February 3, 2012 / 12:32 AM / 6 years ago

Nervous markets eye U.S. jobs report, Greece

LONDON (Reuters) - Caution ahead of U.S. jobs numbers kept a lid on gains for stock markets on Friday after an optimistic start to the year that has added more than 7 percent to global company values.

Sentiment was underpinned by data that hinted the euro zone may yet avoid recession, boosting European shares, and that China has room to ease monetary policy.

The U.S. nonfarm payrolls report will be a key catalyst as strong data would fuel growing hopes the global economy is on a firm recovery path, while disappointing numbers could add to pressure on the U.S. Federal Reserve to stimulate the economy, supporting appetite for riskier assets.

“A weak read will probably be interpreted as an indication that QE3 (a third round of quantitative easing) is needed to help the recovery,” Cameron Peacock, market analyst at IG Markets, said.

Payrolls are forecast to rise by 150,000 after a 200,000 increase in December, with the unemployment rate seen static at 8.5 percent.

Tensions ahead of the data kept the dollar teetering near three-month lows versus the yen on Friday, trading at 76.19 yen and keeping alive the threat of official intervention from Tokyo to weaken the Japanese currency.

“The pressure has really been on the dollar after the FOMC meeting,” said John Hardy, currency strategist at Saxo Bank.

“I think the will of the Japanese will be tested in coming days, but we’re up against a hard wall with all the determination and the artillery the Japanese have.”

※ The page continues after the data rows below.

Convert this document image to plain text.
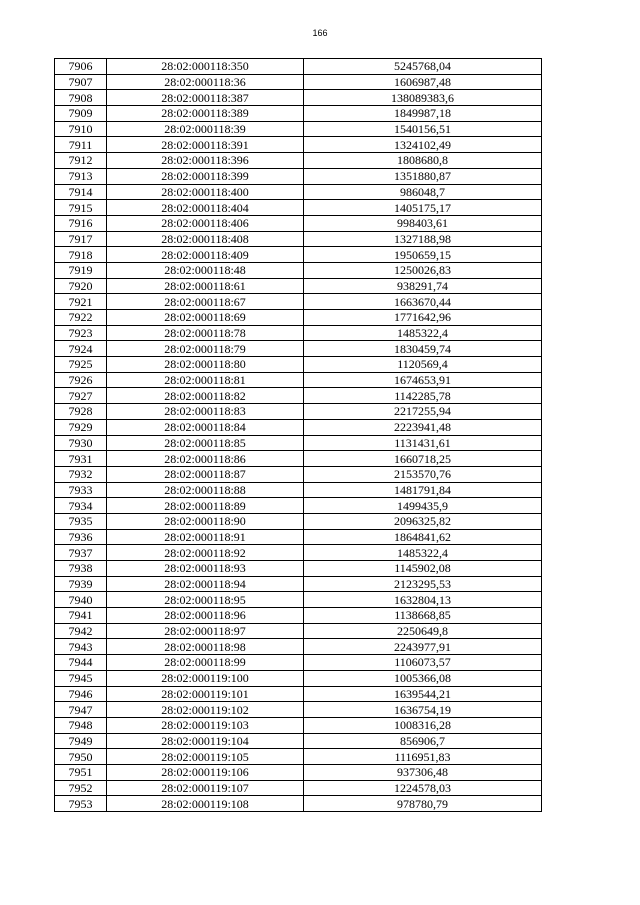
166
7906	28:02:000118:350	5245768,04
7907	28:02:000118:36	1606987,48
7908	28:02:000118:387	138089383,6
7909	28:02:000118:389	1849987,18
7910	28:02:000118:39	1540156,51
7911	28:02:000118:391	1324102,49
7912	28:02:000118:396	1808680,8
7913	28:02:000118:399	1351880,87
7914	28:02:000118:400	986048,7
7915	28:02:000118:404	1405175,17
7916	28:02:000118:406	998403,61
7917	28:02:000118:408	1327188,98
7918	28:02:000118:409	1950659,15
7919	28:02:000118:48	1250026,83
7920	28:02:000118:61	938291,74
7921	28:02:000118:67	1663670,44
7922	28:02:000118:69	1771642,96
7923	28:02:000118:78	1485322,4
7924	28:02:000118:79	1830459,74
7925	28:02:000118:80	1120569,4
7926	28:02:000118:81	1674653,91
7927	28:02:000118:82	1142285,78
7928	28:02:000118:83	2217255,94
7929	28:02:000118:84	2223941,48
7930	28:02:000118:85	1131431,61
7931	28:02:000118:86	1660718,25
7932	28:02:000118:87	2153570,76
7933	28:02:000118:88	1481791,84
7934	28:02:000118:89	1499435,9
7935	28:02:000118:90	2096325,82
7936	28:02:000118:91	1864841,62
7937	28:02:000118:92	1485322,4
7938	28:02:000118:93	1145902,08
7939	28:02:000118:94	2123295,53
7940	28:02:000118:95	1632804,13
7941	28:02:000118:96	1138668,85
7942	28:02:000118:97	2250649,8
7943	28:02:000118:98	2243977,91
7944	28:02:000118:99	1106073,57
7945	28:02:000119:100	1005366,08
7946	28:02:000119:101	1639544,21
7947	28:02:000119:102	1636754,19
7948	28:02:000119:103	1008316,28
7949	28:02:000119:104	856906,7
7950	28:02:000119:105	1116951,83
7951	28:02:000119:106	937306,48
7952	28:02:000119:107	1224578,03
7953	28:02:000119:108	978780,79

Signs of life in a moribund euro zone came from a business survey showing the private sector economy snapped a four-month decline in January and expanded, albeit very weakly and roughly in line with earlier flash estimates.

Markit’s Eurozone Composite Purchasing Managers Index (PMI) rose in January to 50.4 from 48.3 in December, above the 50 mark that denotes growth for the first time since August.

The FTSEurofirst 300 index .FTEU3 of top European shares turned positive after the data, rising 0.2 percent.

The MSCI world equity index, which despite the euro zone debt crisis is up nearly 7.4 percent this year, was unchanged at 321.86.

But events in Greece, which is striving to seal a broader restructuring deal with its creditors by early next week, were likely to keep prices vulnerable intra-day.

The remaining risks that that process could still end up in a messy default that would have repercussions for banks and governments across Europe, supported demand for safe-haven government debt, with the German Bund future up 41 ticks higher at 139.49.

”The focus is squarely on the U.S. employment report which is crucial for near-term sentiment not just for the U.S. but in other markets as well,“ ” Nick Stamenkovic, bond strategist, RIA Capital Markets, said

“On top of that, investors (are) still awaiting news from the Greek PSI negotiations which seem to be dragging on.”

    GREEK DEADLINE LOOMS

    Euro zone finance ministers aim to approve a key second financing package for Greece on Monday, including agreement on the size of voluntary losses private bondholders are willing to accept and new reforms Athens must undertake.

    Finance Minister Evangelos Venizelos said on Thursday the European Central Bank needed to share the restructuring burden.

    It could send Athens profits from Greek bonds it holds via a roundabout route that would provide aid while respecting a ban on the ECB financing governments direct, sources said.

    Investors were also on watch for possible monetary easing in China after its Purchasing Managers Index for non-manufacturing sectors dipped to 52.9 in January from 56.0 in December and input price inflation eased.

    “With inflation on track to ease further, ...policymakers still have ample room for more ...easing measures to ensure a soft-landing,” Qu Hongbin, chief economist for China and co-head of Asian economic research at HSBC, said.

    The euro inched up to $1.3166, struggling to make much headway after the Chinese data.

    Shares in commodities trader Glencore (GLEN.L) shed 1 percent and Xstrata XTA.L was down 0.7 percent.

    They held on to the bulk of steep gains posted on Thursday on news the commodities trader is in talks to buy the mining group in all-share tie-up that could create a combined group worth more than 50 billion pounds ($79 billion), shaking up the industry with its biggest deal to date.